Bassia scoparia f. trichophylla

Common Name: burning bush 
Type: Annual
Family: Amaranthaceae
Native Range: Asia, North America
Zone: 2 to 11
Height: 2.00 to 5.00 feet
Spread: 1.00 to 1.50 feet
Bloom Time: July to August
Bloom Description: Greenish
Sun: Full sun
Water: Medium
Maintenance: Low
Suggested Use: Annual
Flower: Insignificant
Leaf: Good Fall


Easily grown in organically rich, medium moisture, well-drained soils in full sun. Sow seed outdoors after last frost date. For earlier growth, sow seed indoors in pots about 4-6 weeks prior to last frost date. Site plants in locations protected from strong winds. Plants will self seed in the garden and can become somewhat weedy in USDA Zones 8-10. Propagate by seeds.
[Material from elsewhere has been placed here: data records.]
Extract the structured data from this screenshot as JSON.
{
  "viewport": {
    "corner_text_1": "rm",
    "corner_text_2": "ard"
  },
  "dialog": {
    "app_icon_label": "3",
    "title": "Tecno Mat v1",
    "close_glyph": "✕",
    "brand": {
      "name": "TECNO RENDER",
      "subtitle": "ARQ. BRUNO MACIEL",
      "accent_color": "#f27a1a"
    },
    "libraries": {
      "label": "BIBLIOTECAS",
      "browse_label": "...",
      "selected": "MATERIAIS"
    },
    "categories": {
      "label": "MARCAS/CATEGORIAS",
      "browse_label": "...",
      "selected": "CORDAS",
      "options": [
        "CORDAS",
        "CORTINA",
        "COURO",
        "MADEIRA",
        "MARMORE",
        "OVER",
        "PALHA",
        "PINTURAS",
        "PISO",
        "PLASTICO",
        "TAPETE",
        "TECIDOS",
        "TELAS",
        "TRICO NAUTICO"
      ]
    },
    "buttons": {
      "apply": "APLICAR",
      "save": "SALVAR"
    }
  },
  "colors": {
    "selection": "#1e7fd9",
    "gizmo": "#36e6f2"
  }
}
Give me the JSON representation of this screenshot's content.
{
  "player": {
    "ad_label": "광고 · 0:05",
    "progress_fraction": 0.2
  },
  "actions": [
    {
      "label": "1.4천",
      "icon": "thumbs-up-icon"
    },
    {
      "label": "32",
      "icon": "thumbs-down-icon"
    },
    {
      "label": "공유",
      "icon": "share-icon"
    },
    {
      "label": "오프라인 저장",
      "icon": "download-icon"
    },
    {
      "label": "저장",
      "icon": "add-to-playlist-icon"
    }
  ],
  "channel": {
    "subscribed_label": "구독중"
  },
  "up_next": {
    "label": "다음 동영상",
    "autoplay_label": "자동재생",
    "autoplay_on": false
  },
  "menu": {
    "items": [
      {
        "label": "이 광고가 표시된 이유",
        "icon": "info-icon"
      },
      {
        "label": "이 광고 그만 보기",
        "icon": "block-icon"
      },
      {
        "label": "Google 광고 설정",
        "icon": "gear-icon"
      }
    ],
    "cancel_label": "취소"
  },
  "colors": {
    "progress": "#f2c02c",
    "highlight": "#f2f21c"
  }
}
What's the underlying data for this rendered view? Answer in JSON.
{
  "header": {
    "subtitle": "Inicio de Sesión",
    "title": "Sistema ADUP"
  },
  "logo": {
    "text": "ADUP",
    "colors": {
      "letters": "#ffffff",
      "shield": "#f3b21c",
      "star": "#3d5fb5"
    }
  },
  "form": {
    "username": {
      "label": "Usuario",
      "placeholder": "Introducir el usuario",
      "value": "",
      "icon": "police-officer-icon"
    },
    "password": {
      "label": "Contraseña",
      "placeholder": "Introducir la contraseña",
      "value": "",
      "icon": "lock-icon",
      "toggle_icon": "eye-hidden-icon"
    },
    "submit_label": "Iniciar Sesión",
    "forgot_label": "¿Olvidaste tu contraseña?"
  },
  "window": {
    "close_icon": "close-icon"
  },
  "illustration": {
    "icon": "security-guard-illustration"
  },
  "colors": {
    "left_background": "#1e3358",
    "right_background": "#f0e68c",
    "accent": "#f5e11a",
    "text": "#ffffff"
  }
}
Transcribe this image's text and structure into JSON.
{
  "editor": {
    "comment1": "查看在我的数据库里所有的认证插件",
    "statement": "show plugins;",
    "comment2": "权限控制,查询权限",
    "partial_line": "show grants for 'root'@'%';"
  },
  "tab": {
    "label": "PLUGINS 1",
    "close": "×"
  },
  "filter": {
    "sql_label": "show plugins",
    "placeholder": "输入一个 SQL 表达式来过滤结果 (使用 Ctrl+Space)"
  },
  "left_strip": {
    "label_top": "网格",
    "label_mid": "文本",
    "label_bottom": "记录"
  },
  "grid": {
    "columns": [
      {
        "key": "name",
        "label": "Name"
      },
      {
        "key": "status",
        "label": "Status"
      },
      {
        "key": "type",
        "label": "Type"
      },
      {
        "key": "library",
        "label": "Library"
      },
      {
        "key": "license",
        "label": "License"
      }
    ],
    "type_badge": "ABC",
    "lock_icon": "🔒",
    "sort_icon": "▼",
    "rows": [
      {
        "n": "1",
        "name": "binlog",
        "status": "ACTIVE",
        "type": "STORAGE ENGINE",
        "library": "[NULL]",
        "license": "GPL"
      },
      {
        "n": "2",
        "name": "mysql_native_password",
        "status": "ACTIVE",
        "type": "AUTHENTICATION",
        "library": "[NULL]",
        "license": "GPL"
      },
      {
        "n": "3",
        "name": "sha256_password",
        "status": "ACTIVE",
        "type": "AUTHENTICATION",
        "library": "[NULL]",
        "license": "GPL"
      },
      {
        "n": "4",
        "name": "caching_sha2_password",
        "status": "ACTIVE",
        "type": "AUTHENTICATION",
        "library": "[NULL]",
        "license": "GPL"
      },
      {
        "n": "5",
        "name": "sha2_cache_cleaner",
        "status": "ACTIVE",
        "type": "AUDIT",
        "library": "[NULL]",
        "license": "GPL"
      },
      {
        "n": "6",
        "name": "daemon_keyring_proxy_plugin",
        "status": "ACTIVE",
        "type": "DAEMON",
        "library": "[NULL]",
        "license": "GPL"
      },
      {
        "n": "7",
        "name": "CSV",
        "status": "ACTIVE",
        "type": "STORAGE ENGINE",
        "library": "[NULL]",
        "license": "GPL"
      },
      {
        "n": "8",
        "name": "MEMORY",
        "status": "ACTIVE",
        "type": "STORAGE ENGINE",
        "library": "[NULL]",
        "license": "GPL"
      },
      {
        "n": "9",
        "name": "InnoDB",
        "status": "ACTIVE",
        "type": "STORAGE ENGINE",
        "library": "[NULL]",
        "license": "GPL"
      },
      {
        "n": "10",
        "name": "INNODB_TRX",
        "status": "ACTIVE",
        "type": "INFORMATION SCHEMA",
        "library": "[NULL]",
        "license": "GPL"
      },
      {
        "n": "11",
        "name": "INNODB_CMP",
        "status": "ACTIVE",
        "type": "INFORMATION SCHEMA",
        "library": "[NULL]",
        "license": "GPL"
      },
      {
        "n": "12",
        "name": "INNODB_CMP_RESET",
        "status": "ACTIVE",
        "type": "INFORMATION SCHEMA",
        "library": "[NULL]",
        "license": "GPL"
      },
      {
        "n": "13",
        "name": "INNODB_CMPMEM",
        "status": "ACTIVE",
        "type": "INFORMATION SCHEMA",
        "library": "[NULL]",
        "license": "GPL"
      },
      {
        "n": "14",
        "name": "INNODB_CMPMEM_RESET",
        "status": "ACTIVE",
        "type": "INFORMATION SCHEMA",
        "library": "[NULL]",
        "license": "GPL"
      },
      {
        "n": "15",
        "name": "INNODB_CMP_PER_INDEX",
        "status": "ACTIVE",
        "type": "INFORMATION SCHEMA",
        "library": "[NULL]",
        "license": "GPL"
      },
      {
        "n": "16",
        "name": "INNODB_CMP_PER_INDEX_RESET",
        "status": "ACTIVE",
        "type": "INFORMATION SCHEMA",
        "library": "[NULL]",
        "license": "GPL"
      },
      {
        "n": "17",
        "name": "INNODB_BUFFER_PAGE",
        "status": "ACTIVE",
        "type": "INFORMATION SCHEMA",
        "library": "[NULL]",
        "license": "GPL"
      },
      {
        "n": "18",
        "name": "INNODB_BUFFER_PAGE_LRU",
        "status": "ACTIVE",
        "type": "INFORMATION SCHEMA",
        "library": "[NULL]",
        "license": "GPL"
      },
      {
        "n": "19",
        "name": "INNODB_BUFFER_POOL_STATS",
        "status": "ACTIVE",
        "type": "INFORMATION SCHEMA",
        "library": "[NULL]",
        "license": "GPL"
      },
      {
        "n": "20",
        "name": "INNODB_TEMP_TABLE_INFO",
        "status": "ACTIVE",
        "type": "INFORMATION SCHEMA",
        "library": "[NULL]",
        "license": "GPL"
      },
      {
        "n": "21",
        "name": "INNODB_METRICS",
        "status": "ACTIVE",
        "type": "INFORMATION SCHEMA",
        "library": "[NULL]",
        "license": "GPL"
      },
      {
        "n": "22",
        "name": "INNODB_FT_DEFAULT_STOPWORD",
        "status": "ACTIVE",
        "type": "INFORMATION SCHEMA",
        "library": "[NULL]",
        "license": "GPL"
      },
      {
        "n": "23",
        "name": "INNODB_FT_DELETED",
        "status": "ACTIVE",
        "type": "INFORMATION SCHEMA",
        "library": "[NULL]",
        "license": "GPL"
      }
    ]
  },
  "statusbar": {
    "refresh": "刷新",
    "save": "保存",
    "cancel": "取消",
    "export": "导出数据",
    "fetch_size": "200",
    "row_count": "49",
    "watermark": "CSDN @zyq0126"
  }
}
Noteworthy Characteristics

Bassia scoparia f. trichophylla, commonly called burning bush, is an upright, shrubby, warm weather annual that is primarily grown for its attractive shape, light green foliage and bright scarlet red fall color. It typically grows in a single season to 2-3’ (less frequently to 5’) tall with a globular to columnar habit. Branches are clad with feathery, narrow, light green leaves (2-3” long) that turn scarlet red in fall. Flowers are inconspicuous. Plants have a cypress-like form and soft foliage, hence the sometimes used common name of summer cypress. This plant is native to temperate Asia, but has escaped gardens and naturalized in parts of North America. Synonymous with and formerly known as Kochia scoparia f. trachophylla and Kochia trichophylla.

Genus name honors Ferdinando Bassi (1714-1774), Italian botanist and director of the Bologna botanic garden.

Specific epithet means broom-like.


No serious insect or disease problems.


Edging. Temporary screen or hedge. Plant in small groups. Containers.